We no longer have such an  agreement, but when we did, I have both been spanked on such occasions and not. I see no right or wrong in either decision but respect the judgement of the dominant.

Being criticized is hard for most people. Spankees are no different. Perhaps we are extra sensitive for this in our constant desire to please or spankers. I have learned to take critique and learn from it though, as long as I feel it is justified. If not, the challenge is to state my point of view in a calm, grown up manner. This has been useful both at home and at work.

I read a horrible thread on a Swedish forum from a girl in her early 20′s that presented herself as very shy. She had gotten a om from a man calling himself dominant, addressing her as a “fat cow” offering her to help disciplining her into being fit and healthy.
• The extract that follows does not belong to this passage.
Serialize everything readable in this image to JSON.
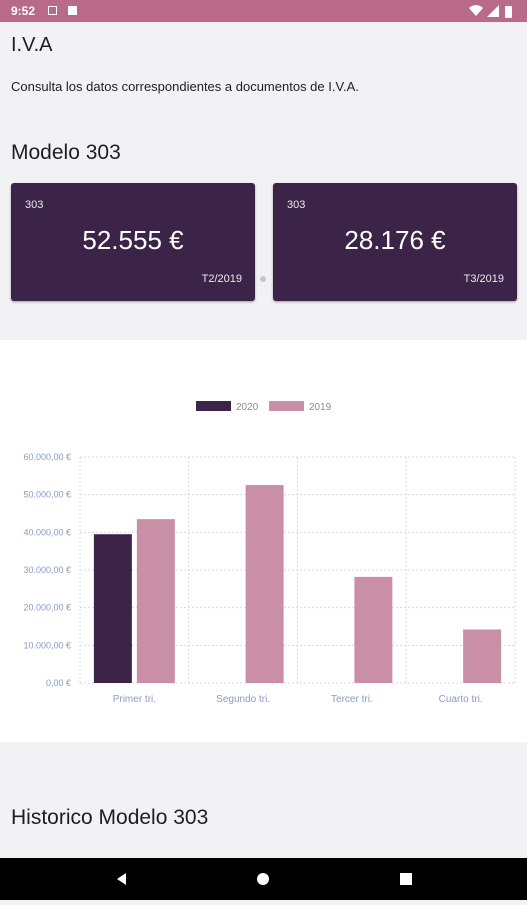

My guess is that he saw an easy prey in someone so young and uncertain and, unable to be dominant in any other way than through suppressing the submissive, he made his move. Luckily, the girl got a lot of support from others, advising her to contact the operators for an abuse note.

As any leader a dominant has to be extra careful when criticising a submissive, asking oneself if the critique is really justified, expressing it in a loving constructive manner. Same thing with a submissive criticising a dominant. My experience is that subs tend to regress into bratting or becoming sarcastic when displeased with a dominant. This is a bad way of communicating it. I tend to send Sir T e-mails when there’s something on my mind. That way I can weigh my words better and see my feelings more objectively.

I write a lot about how I feel dominants and submissives should behave. But when I come to think about it, it’s really mostly about common sense and realising that we’re only human. Have a great weekend.